For the first time at Westminster, the British presence in India was referred to as “the empire.” Among those who liked the sound of it was Prime Minister Pitt, who had come to power in the aftermath of the American War of Independence and saw an opportunity to offset the loss of the thirteen colonies. Lord Grenville, the foreign secretary, also voiced support for Wellesley. But the Court of Directors had friends in high places, too. One was the Prince of Wales, certain to be empowered sooner or later as prince regent, owing to the mental incapacity of his father, George III. He endorsed the Company’s position that Wellesley’s ambitions could not be realized without the astronomical expense of maintaining what would necessarily constitute the world’s largest standing army. Given Bonaparte’s seizure of power in France in November 1799, the future king located the more pressing need for military expenditure closer to home.
On paper, Henry Wellesley’s mission failed. As a matter of form, it was bound to — under the terms of the Company’s charter, the governor general answered to the Court of Directors, not Parliament. The directors dispatched to Calcutta what Richard Wellesley bitterly termed “a peremptory order to reduce the military strength of the empire.” Complaining that he had authorized the buildup of the Company’s army only “after consulting all the most experienced officers in India,” he threatened to resign.
Pure bluster. He had made an empire; he had no intention of letting it go. His Indian campaigns ultimately would annex more territory than all of Napoleon’s conquests in Europe. Wellesley was no merchant. He was an aristocrat, and money barely interested him at all. What he wanted was power — for himself and for Britain.
Acquiring and maintaining power over so many by so few required impressive shows of force. But Wellesley understood the need for effective civil administration as the everyday instrument of power’s exercise. As long as the British saw themselves primarily as traders, they had little vested interest in the functioning of law courts or the assessment and collection of taxes or the suppression of religious practices that created unrest in a multi-ethnic society. Once they made the transition to rulers, those things mattered.

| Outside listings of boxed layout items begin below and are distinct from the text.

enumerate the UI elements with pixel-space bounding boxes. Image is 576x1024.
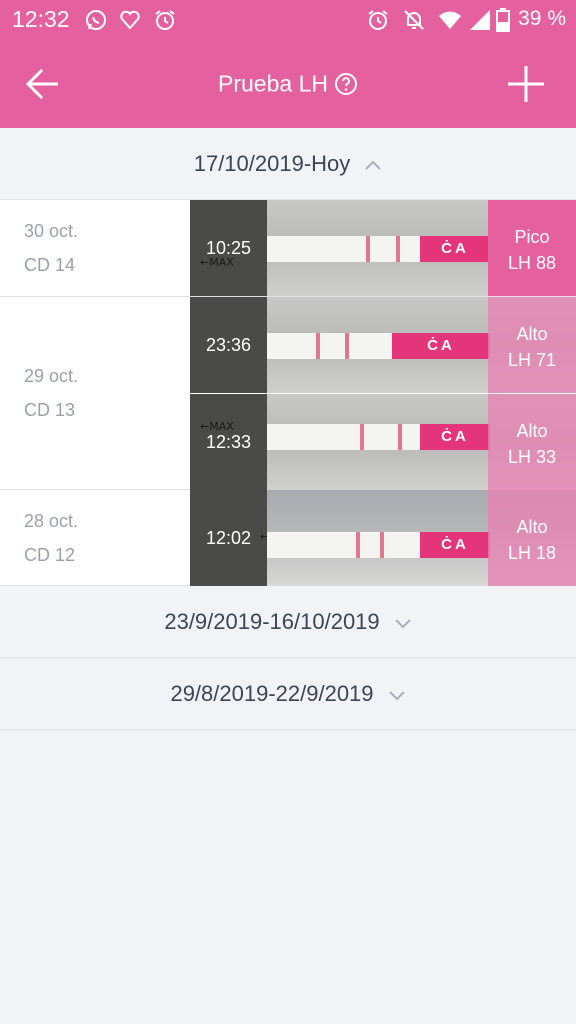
- test-result-badge: Pico LH 88: [488, 200, 576, 296]
- test-lh-value: LH 33: [507, 447, 557, 467]
- notifications-off-icon: [404, 10, 424, 30]
- test-result: Alto: [516, 421, 548, 441]
- day-row: 29 oct. CD 13 ĊA 23:36 Alto LH 71 ←MAX Ċ…: [0, 297, 576, 490]
- group-range: 23/9/2019-16/10/2019: [164, 609, 380, 634]
- day-date: 28 oct.: [24, 511, 79, 531]
- group-header[interactable]: 23/9/2019-16/10/2019: [0, 586, 576, 658]
- test-result: Pico: [514, 227, 550, 247]
- chevron-down-icon: [388, 691, 405, 701]
- test-lh-value: LH 18: [507, 543, 557, 563]
- test-entry[interactable]: ←MAX ĊA 12:33 Alto LH 33: [190, 394, 576, 490]
- test-lh-value: LH 71: [507, 350, 557, 370]
- alarm-icon: [368, 10, 388, 30]
- alarm-icon: [155, 10, 175, 30]
- cycle-day: CD 14: [24, 255, 76, 275]
- chevron-down-icon: [394, 619, 411, 629]
- cycle-day: CD 13: [24, 400, 76, 420]
- test-result-badge: Alto LH 71: [488, 297, 576, 393]
- test-time: 12:33: [205, 432, 252, 452]
- day-info: 29 oct. CD 13: [24, 359, 78, 427]
- whatsapp-icon: [86, 10, 106, 30]
- help-icon[interactable]: [334, 72, 358, 96]
- strip-logo: ĊA: [420, 532, 490, 558]
- test-result: Alto: [516, 324, 548, 344]
- test-result-badge: Alto LH 18: [488, 490, 576, 586]
- group-header[interactable]: 29/8/2019-22/9/2019: [0, 658, 576, 730]
- group-header[interactable]: 17/10/2019-Hoy: [0, 128, 576, 200]
- strip-logo: ĊA: [420, 424, 490, 450]
- status-time: 12:32: [12, 6, 70, 32]
- strip-logo: ĊA: [392, 333, 490, 359]
- page-title: Prueba LH: [0, 69, 576, 97]
- day-date: 29 oct.: [24, 366, 79, 386]
- strip-logo: ĊA: [420, 236, 490, 262]
- test-lh-value: LH 88: [507, 253, 557, 273]
- test-entry[interactable]: ←MAX ĊA 10:25 Pico LH 88: [190, 200, 576, 296]
- test-time: 23:36: [205, 335, 252, 355]
- test-result-badge: Alto LH 33: [488, 394, 576, 490]
- signal-icon: [470, 10, 490, 30]
- heart-icon: [120, 10, 140, 30]
- battery-percent: 39 %: [518, 7, 566, 30]
- app-bar: Prueba LH: [0, 40, 576, 128]
- test-entry[interactable]: ĊA 23:36 Alto LH 71: [190, 297, 576, 393]
- group-range: 29/8/2019-22/9/2019: [170, 681, 374, 706]
- chevron-up-icon: [365, 160, 381, 170]
- test-entry[interactable]: ←MAX ĊA 12:02 Alto LH 18: [190, 490, 576, 586]
- day-row: 28 oct. CD 12 ←MAX ĊA 12:02 Alto LH 18: [0, 490, 576, 586]
- test-result: Alto: [516, 517, 548, 537]
- cycle-day: CD 12: [24, 545, 76, 565]
- day-date: 30 oct.: [24, 221, 79, 241]
- day-info: 30 oct. CD 14: [24, 214, 78, 282]
- page-title-text: Prueba LH: [218, 70, 328, 97]
- battery-icon: [496, 8, 510, 32]
- test-time: 12:02: [205, 528, 252, 548]
- day-info: 28 oct. CD 12: [24, 504, 78, 572]
- group-range: 17/10/2019-Hoy: [193, 151, 351, 176]
- status-bar: 12:32 39 %: [0, 0, 576, 40]
- test-time: 10:25: [205, 238, 252, 258]
- add-icon[interactable]: [506, 64, 546, 104]
- day-row: 30 oct. CD 14 ←MAX ĊA 10:25 Pico LH 88: [0, 200, 576, 297]
- wifi-icon: [439, 11, 461, 29]
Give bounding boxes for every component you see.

After deeming “mercantile knowledge” an unnecessary qualification for Company service, Wellesley outlined the enormity of the task ahead:
“To dispense justice to millions of people of various languages, manners, usages, and religions; to administer a vast and complicated system of revenue throughout districts equal in extent to some of the most considerable kingdoms in Europe; to maintain civil order in one of the most populous and litigious regions of the world; to discharge the functions of magistrates, judges, ambassadors, and governors of provinces; these are now the duties of the larger proportion of the civil servants of the Company.”